HOUSTON, TX, UNITED STATES, February 7, 2025 /EINPresswire.com/ -- In the third edition of a report entitled “Upstream Folklore: How Oil Is Discovered, and Oil Companies and Careers Are Built,” success and failure are seen as reflected in industry adages, guidelines, and hard lessons. Examples of each are drawn from the experiences of oil and gas companies, policymakers, and regulators in Mexico and the United States.

“These 25 adages, guidelines, and hard lessons point to a philosophy of economic value that underpins the upstream oil industry. Taken together, these adages and hard lessons constitute an Archimedean ruler with which to measure the market successes and failures of any oil jurisdiction—from Nigeria to Vietnam,” insists George Baker, the principal author of the report.

This analytical approach provides an indirect measurement of Mexico's success, over 25 years, to create sustainable frameworks for the oil and wholesale electricity markets, ones that would attract foreign investors. From 1992 to 2018, successive reforms limited investors to serving as contractors to the state-owned oil and power companies. In 2014, legislation in the oil market allowed for private investors to bid on acreage and be compensated proportionately to their success. In 2016, Pemex signed its first joint venture, a 40/60 deal with Australia’s BHP Billiton (succeeded in 2022 by Woodside Energy).

“This direction of public policy was reversed with the election in 2018 of Andres Manuel López Obrador as president,” observes Baker, whose newsletter, Mexico Energy Intelligence, has reported on the unfolding of policies and the responses of investors and governments since 1995.
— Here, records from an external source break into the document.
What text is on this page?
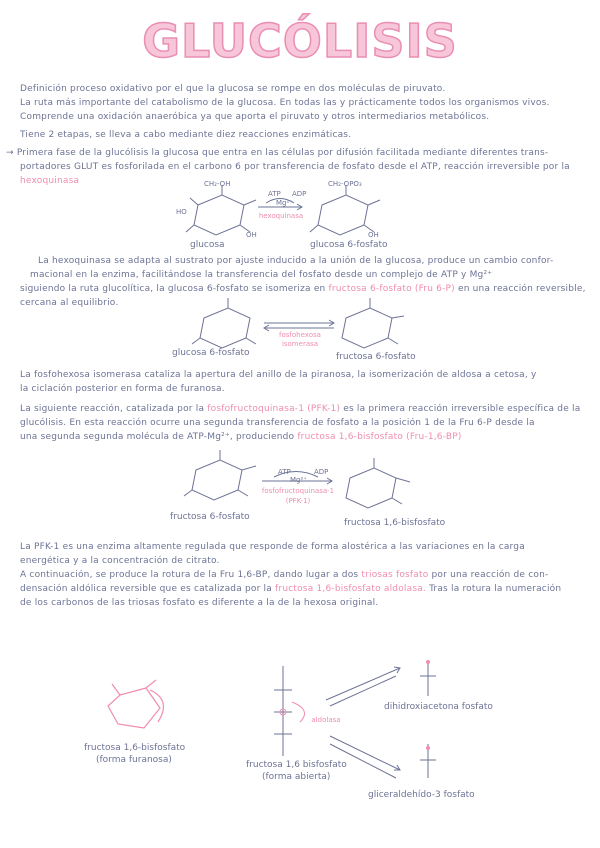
GLUCÓLISIS

Definición proceso oxidativo por el que la glucosa se rompe en dos moléculas de piruvato.

La ruta más importante del catabolismo de la glucosa. En todas las y prácticamente todos los organismos vivos.

Comprende una oxidación anaeróbica ya que aporta el piruvato y otros intermediarios metabólicos.

Tiene 2 etapas, se lleva a cabo mediante diez reacciones enzimáticas.

→ Primera fase de la glucólisis la glucosa que entra en las células por difusión facilitada mediante diferentes trans-

portadores GLUT es fosforilada en el carbono 6 por transferencia de fosfato desde el ATP, reacción irreversible por la hexoquinasa

La hexoquinasa se adapta al sustrato por ajuste inducido a la unión de la glucosa, produce un cambio confor-

macional en la enzima, facilitándose la transferencia del fosfato desde un complejo de ATP y Mg²⁺

siguiendo la ruta glucolítica, la glucosa 6-fosfato se isomeriza en fructosa 6-fosfato (Fru 6-P) en una reacción reversible,

cercana al equilibrio.

La fosfohexosa isomerasa cataliza la apertura del anillo de la piranosa, la isomerización de aldosa a cetosa, y

la ciclación posterior en forma de furanosa.

La siguiente reacción, catalizada por la fosfofructoquinasa-1 (PFK-1) es la primera reacción irreversible específica de la

glucólisis. En esta reacción ocurre una segunda transferencia de fosfato a la posición 1 de la Fru 6-P desde la

una segunda segunda molécula de ATP-Mg²⁺, produciendo fructosa 1,6-bisfosfato (Fru-1,6-BP)

La PFK-1 es una enzima altamente regulada que responde de forma alostérica a las variaciones en la carga

energética y a la concentración de citrato.

A continuación, se produce la rotura de la Fru 1,6-BP, dando lugar a dos triosas fosfato por una reacción de con-

densación aldólica reversible que es catalizada por la fructosa 1,6-bisfosfato aldolasa. Tras la rotura la numeración

de los carbonos de las triosas fosfato es diferente a la de la hexosa original.

CH₂-OH	CH₂-OPO₃
HO
OH	OH
ATP ADP
Mg²⁺
hexoquinasa
glucosa	glucosa 6-fosfato
fosfohexosa
isomerasa
glucosa 6-fosfato	fructosa 6-fosfato
ATP	ADP
Mg²⁺
fosfofructoquinasa-1
(PFK-1)
fructosa 6-fosfato
fructosa 1,6-bisfosfato
fructosa 1,6-bisfosfato
(forma furanosa)	fructosa 1,6 bisfosfato
(forma abierta)
aldolasa
dihidroxiacetona fosfato
gliceraldehído-3 fosfato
The report describes how Houston’s Talos Energy and London’s Harbour Energy, both investors in the first oil auction of 2015, have been given hard lessons by Pemex, the legacy state oil company, regulators, and trade associations. "The appointment of Paul Goodfellow as CEO may be the company's last chance to extract value from its discovery, in 2017, of the near-giant reservoir named Zama," opines Baker.

As for adages about the discovery of oil and gas, two are well-known: “Oil is First Found in the Minds of Men” and “The Diversity of Ideas Finds Oil.” The report finds a partial explanation for the 50% drop in Pemex oil product since 2004 in an inadequate diversity of ideas, noting that most company earth scientists are graduates of just two universities; further, the lack of bilingual proficiency limits their participation in international meetings such as the annual Offshore Technology Conference (OTC) in Houston and the associated opportunity to build a global, professional network. The report asks: In whose minds was the Zama reservoir first discovered? In whose minds was a share of its equity first coveted?

Regarding oil policy, the report flags the Mexican government’s successive innovations in the design of petroleum agreements that license exploration and extraction but withhold commercial rights such as the reporting of production data and the booking of reserves. “Practicing attorneys and legal scholars have not publicly recognized that national ownership of the mineral estate in Mexico allows for a full-cycle mineral lease,” says Baker.

The report notes that on January 29, President Claudia Sheinbaum announced that the midstream and upstream regulators, which had been created in 1995 and 2008, respectively, would disappear. “The government is pivoting to a model of central planning and is turning its back on a generation of laws, policies and institution-building that had been intended to upgrade the energy sector to meet global expectations,” observes Baker, who adds “the success of the new orientation will be measurable by reference to production numbers and capacity rates. An understanding how things worked out will be discernible by reference to the adages, guidelines, and hard lessons that are identified in this report.

Appended to the report are two tables, and an index of the names of public officials, among others, cited in the report. Table 1 is a chronology of public policy in the mining and oil sectors. Table 2 is a partial list of unanswered questions concerning public administration in the oil and gas section since 2000. There is also appended an annotated title list of pertinent prior reports.